Kohl was succeeded by his protégée Angela Merkel and, as Kampfner says, much of contemporary Germany’s resilience has been defined by her. He (quite rightly) makes no attempt to portray her as heroic or a superwoman, just someone who once said: ‘I don’t think about my role in history. I do my job’. In fact, there have been times when she has seemed to dither. But she emerged as a moral force at the time of the crisis when thousands of migrants were flooding into Europe. She noted simply that Germany had a duty to help them.
Yet, as in the UK, the existence of migrants has been instrumentalised by the Far Right as a means of giving voice to their frustration at the economic situation, particularly in the former East – where there are very few migrants. Commenting on the early demonstrations by Pegida, the weekly Die Zeit noted that ‘if anyone in Dresden has ever seen a woman in a headscarf it’s a granny from the Sorb minority’.

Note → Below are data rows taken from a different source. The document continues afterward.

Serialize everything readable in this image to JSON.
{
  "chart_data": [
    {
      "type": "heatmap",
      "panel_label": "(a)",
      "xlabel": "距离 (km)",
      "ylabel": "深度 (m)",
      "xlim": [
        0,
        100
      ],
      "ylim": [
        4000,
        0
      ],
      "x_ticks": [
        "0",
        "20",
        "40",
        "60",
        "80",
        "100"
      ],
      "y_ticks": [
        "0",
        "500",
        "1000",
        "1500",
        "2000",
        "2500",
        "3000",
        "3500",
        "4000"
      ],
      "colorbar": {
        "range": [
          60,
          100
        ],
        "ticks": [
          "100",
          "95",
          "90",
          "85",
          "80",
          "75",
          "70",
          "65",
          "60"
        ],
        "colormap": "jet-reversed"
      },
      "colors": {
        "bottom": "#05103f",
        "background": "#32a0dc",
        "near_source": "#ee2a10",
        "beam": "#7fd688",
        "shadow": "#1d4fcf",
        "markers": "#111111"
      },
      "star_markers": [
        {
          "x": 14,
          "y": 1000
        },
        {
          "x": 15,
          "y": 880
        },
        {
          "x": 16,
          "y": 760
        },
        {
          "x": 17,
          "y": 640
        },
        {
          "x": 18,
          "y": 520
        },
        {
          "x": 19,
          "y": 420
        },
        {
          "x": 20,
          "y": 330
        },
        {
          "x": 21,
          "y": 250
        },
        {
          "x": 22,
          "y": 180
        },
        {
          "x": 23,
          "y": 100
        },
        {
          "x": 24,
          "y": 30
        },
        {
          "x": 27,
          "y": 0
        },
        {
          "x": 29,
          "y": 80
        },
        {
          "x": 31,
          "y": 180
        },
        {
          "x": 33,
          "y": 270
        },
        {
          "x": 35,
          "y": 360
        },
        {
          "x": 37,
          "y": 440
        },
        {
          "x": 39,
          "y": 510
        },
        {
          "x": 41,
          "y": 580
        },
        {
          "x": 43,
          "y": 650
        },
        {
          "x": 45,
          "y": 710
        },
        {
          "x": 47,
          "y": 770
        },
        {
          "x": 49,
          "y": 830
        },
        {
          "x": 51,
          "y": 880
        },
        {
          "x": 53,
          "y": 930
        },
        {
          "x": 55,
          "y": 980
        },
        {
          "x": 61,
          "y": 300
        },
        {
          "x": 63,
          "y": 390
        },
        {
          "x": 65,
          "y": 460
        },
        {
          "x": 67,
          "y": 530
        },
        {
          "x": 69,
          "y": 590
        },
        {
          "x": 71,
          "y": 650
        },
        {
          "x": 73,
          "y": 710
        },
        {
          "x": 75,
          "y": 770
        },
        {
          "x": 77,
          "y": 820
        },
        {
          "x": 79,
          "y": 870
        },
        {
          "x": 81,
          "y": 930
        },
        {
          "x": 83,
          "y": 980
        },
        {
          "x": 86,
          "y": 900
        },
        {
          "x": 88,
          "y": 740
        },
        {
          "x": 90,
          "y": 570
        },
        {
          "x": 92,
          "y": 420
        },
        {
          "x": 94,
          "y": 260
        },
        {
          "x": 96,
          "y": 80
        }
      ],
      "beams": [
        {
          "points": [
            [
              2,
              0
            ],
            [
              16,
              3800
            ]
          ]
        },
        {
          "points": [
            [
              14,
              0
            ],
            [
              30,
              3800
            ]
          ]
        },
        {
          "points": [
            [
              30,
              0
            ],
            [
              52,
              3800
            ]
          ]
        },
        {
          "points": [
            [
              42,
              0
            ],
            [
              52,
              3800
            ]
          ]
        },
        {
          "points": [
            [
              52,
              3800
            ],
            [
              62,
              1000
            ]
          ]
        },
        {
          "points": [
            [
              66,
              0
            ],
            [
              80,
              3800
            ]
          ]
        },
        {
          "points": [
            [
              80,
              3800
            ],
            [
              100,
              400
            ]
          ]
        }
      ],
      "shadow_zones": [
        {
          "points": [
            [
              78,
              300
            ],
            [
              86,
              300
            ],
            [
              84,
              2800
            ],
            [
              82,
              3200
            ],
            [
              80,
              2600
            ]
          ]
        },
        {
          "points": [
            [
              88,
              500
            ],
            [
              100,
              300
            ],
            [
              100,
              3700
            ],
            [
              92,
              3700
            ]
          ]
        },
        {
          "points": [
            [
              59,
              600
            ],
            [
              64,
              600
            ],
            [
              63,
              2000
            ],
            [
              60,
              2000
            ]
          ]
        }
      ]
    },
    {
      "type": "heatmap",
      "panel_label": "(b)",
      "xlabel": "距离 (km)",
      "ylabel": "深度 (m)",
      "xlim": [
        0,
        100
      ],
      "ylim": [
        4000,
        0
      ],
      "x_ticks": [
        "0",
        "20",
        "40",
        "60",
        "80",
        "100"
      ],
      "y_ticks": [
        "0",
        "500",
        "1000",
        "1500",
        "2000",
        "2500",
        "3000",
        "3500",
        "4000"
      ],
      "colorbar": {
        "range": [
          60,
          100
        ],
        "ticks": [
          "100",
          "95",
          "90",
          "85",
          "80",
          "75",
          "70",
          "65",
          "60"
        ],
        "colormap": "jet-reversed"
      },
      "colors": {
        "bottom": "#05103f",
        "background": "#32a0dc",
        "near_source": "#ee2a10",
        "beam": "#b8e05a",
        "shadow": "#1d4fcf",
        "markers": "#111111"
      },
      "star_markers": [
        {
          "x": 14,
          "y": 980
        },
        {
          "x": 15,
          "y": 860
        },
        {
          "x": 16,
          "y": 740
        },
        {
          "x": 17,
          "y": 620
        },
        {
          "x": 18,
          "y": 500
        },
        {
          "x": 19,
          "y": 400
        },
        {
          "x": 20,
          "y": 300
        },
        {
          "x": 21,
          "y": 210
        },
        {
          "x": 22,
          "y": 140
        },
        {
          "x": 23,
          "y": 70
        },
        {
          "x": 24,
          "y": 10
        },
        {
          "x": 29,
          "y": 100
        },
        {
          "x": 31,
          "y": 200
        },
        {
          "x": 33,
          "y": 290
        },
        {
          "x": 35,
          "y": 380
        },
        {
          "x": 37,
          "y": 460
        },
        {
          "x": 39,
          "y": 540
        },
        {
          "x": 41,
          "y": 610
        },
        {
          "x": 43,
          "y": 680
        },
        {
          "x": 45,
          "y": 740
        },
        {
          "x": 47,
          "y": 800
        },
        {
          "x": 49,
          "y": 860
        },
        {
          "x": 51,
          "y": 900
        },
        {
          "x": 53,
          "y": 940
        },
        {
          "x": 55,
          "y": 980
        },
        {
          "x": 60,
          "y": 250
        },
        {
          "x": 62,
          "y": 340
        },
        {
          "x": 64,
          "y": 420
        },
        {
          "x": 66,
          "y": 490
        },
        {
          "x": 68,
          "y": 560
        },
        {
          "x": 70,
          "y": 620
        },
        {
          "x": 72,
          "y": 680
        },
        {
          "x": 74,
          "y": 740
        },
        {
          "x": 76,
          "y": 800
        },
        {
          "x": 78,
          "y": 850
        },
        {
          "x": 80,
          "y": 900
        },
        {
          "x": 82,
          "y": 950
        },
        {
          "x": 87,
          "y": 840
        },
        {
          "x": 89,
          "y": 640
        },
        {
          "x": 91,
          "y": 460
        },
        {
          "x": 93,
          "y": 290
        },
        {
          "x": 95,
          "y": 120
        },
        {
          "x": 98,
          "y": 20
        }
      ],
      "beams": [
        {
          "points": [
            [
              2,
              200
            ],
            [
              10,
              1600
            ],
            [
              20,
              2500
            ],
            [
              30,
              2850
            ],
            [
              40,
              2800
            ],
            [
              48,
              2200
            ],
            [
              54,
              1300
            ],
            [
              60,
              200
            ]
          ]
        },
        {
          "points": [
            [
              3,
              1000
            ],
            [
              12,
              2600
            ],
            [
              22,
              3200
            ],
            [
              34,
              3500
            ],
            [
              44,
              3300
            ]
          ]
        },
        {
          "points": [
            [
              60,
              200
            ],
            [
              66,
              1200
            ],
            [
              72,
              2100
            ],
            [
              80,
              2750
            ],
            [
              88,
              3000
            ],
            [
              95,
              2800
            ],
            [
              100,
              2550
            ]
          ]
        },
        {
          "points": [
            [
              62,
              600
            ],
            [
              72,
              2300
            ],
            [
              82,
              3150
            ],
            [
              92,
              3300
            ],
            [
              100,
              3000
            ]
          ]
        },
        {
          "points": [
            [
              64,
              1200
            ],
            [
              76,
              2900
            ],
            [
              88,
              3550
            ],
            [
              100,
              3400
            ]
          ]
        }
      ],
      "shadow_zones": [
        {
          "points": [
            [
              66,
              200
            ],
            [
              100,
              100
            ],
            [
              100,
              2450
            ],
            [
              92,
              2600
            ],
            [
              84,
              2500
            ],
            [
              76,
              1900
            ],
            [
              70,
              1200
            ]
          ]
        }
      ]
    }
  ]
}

Turning to the present, the author notes that ‘Britain provided a case-study of how not to deal with a crisis [Coronavirus] … All in all, the UK could not have alighted upon a leader less qualified to deal with a situation that required methodical attention to detail’. In the UK the Blitz Spirit was invoked to ‘defeat’ COVID-19. But the more the pandemic continued and the more the nostalgia grew, the more it became apparent that the 1939-45 era was the last time the UK had experienced social solidarity on a national scale. Would it now come back? ‘A generation of political leaders had exacerbated economic divides in Britain, selling short a people whose yearning for community is not so very different from those in other countries’.
At the start of the crisis Germany was better prepared than most countries, due mainly to its long-term planning. Germany’s system was also more resilient to shocks, Kampfner points out. A comparison of health service data is revealing. The ratio of hospital beds, for example. Germany has 8.2 per 1,000 population; the UK has a lamentable 2.7, ‘thanks in part to chronic under-funding and short-term planning’, and doctors: Germany has 13.1 per 1,000 inhabitants; the UK has 8.2.
Kampfner concludes: ‘Values that the Anglo-Saxon world peremptorily dismissed as old-fashioned – such as family, responsibility and the role of the state – have not had to be rehabilitated in Germany at the start of the third decade of the twenty-first century. They simply hadn’t gone away’. No wonder he calls Germany a ‘grown-up country’.
Rating: 5 out of 5 stars. Buy, don’t borrow, and lend to your cheapskate friends.